L'«Internal Revenue Service» (IRS) a annoncé lundi accorder trois semaines supplémentaires aux contribuables souhaitant rapatrier leurs capitaux aux Etats-Unis et bénéficier ainsi d'une certaine clémence.

Ce contenu a été publié le 21 septembre 2009 - 17:05

Les «repentis» de la fraude fiscale se voient offrir une prolongation de l'amnistie qui leur évite toute poursuite pénale. Fixé à mercredi 23 septembre, le délai est prolongé jusqu'au 15 octobre.

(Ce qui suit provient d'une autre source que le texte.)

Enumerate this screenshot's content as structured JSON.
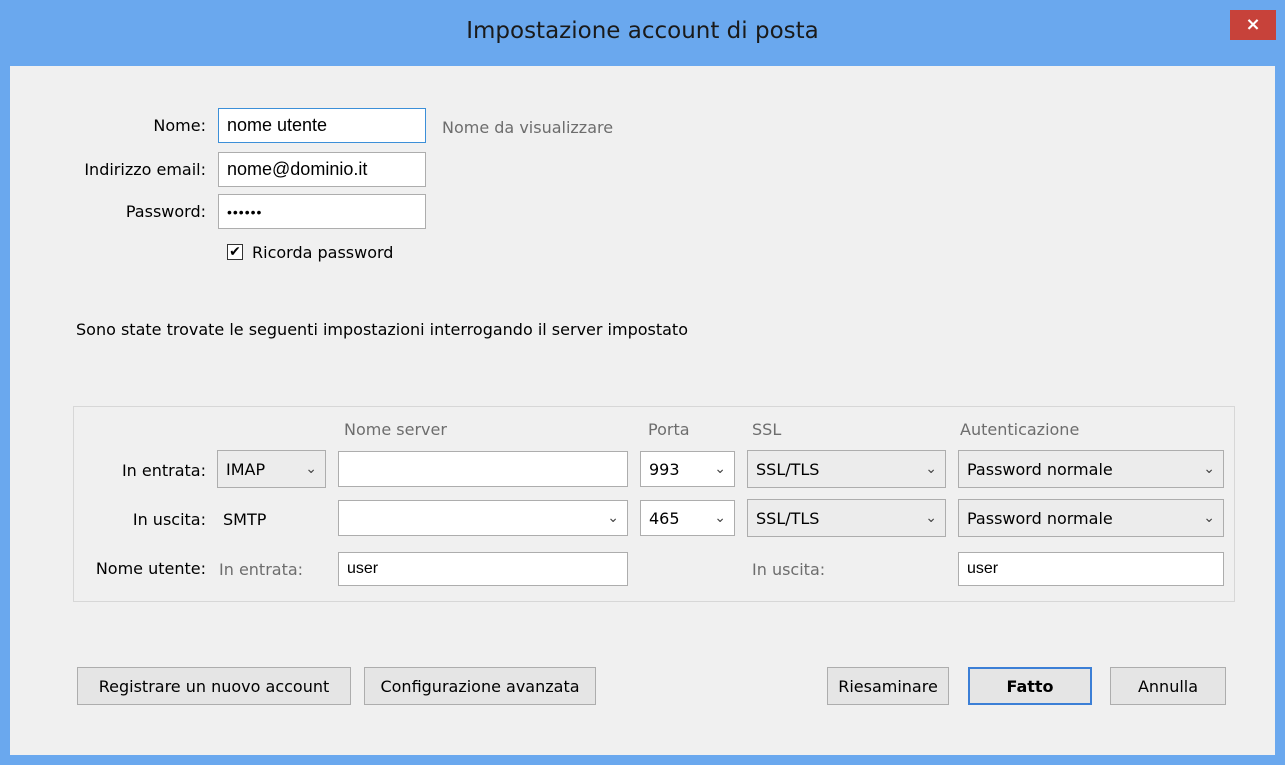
{
  "window": {
    "title": "Impostazione account di posta",
    "close_label": "×"
  },
  "identity": {
    "name_label": "Nome:",
    "name_value": "nome utente",
    "name_hint": "Nome da visualizzare",
    "email_label": "Indirizzo email:",
    "email_value": "nome@dominio.it",
    "password_label": "Password:",
    "password_value": "••••••",
    "remember_label": "Ricorda password",
    "remember_checked": true,
    "check_glyph": "✔"
  },
  "message": "Sono state trovate le seguenti impostazioni interrogando il server impostato",
  "servers": {
    "col_server": "Nome server",
    "col_port": "Porta",
    "col_ssl": "SSL",
    "col_auth": "Autenticazione",
    "incoming": {
      "label": "In entrata:",
      "protocol": "IMAP",
      "server": "",
      "port": "993",
      "ssl": "SSL/TLS",
      "auth": "Password normale"
    },
    "outgoing": {
      "label": "In uscita:",
      "protocol": "SMTP",
      "server": "",
      "port": "465",
      "ssl": "SSL/TLS",
      "auth": "Password normale"
    },
    "username": {
      "label": "Nome utente:",
      "in_label": "In entrata:",
      "in_value": "user",
      "out_label": "In uscita:",
      "out_value": "user"
    },
    "chevron": "⌄"
  },
  "buttons": {
    "register": "Registrare un nuovo account",
    "advanced": "Configurazione avanzata",
    "retest": "Riesaminare",
    "done": "Fatto",
    "cancel": "Annulla"
  }
}
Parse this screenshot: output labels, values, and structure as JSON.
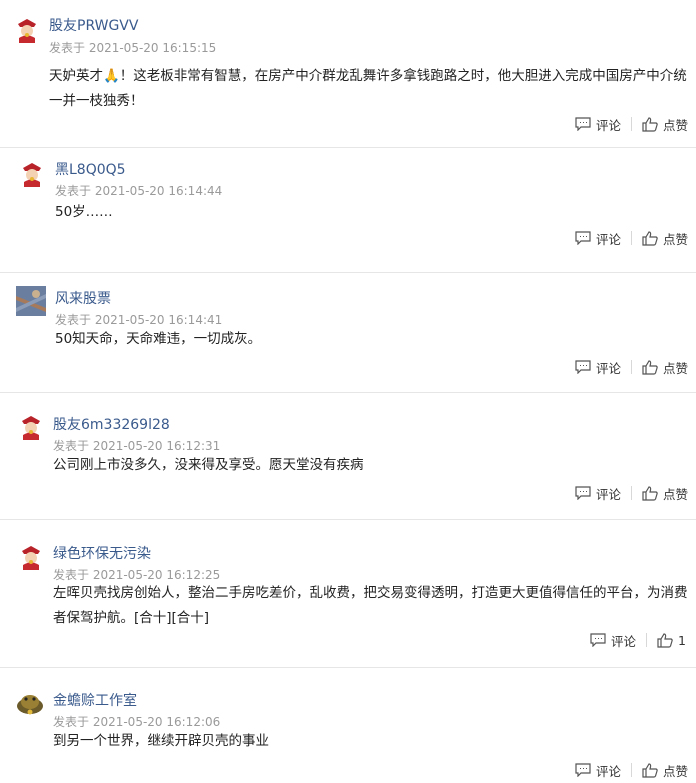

Lancée en mars dernier, l'opération permet aux fraudeurs d'échapper à la prison, bien qu'en payant une amende symbolique. Elle a déjà convaincu quelque 3000 fraudeurs du fisc de se dénoncer. L'IRS souligne que les trafiquants de drogue et autres blanchisseurs d'argent sale ne sont évidemment pas concernés par cette amnistie.

Ce programme de six mois entre dans le cadre d'une action plus large des autorités fédérales américaines. Le 18 août dernier, les Etats-Unis et la Suisse ont signé à Washington un accord extrajudiciaire qui prévoit que le géant bancaire suisse UBS fournisse des informations sur quelque 4450 comptes soupçonnés d'appartenir à des clients américains et dont les montants n'ont pas été déclarés aux Etats-Unis.

Le processus de transfert de ces informations devrait prendre plusieurs mois mais, au-delà du délai imparti, les fraudeurs ne pourront plus bénéficier de l'amnistie.

Et l'annonce produit son effet: des dizaines d'Américains détenteurs de comptes à l'étranger font la fortune des conseillers fiscaux, lesquels se déclarent submergés.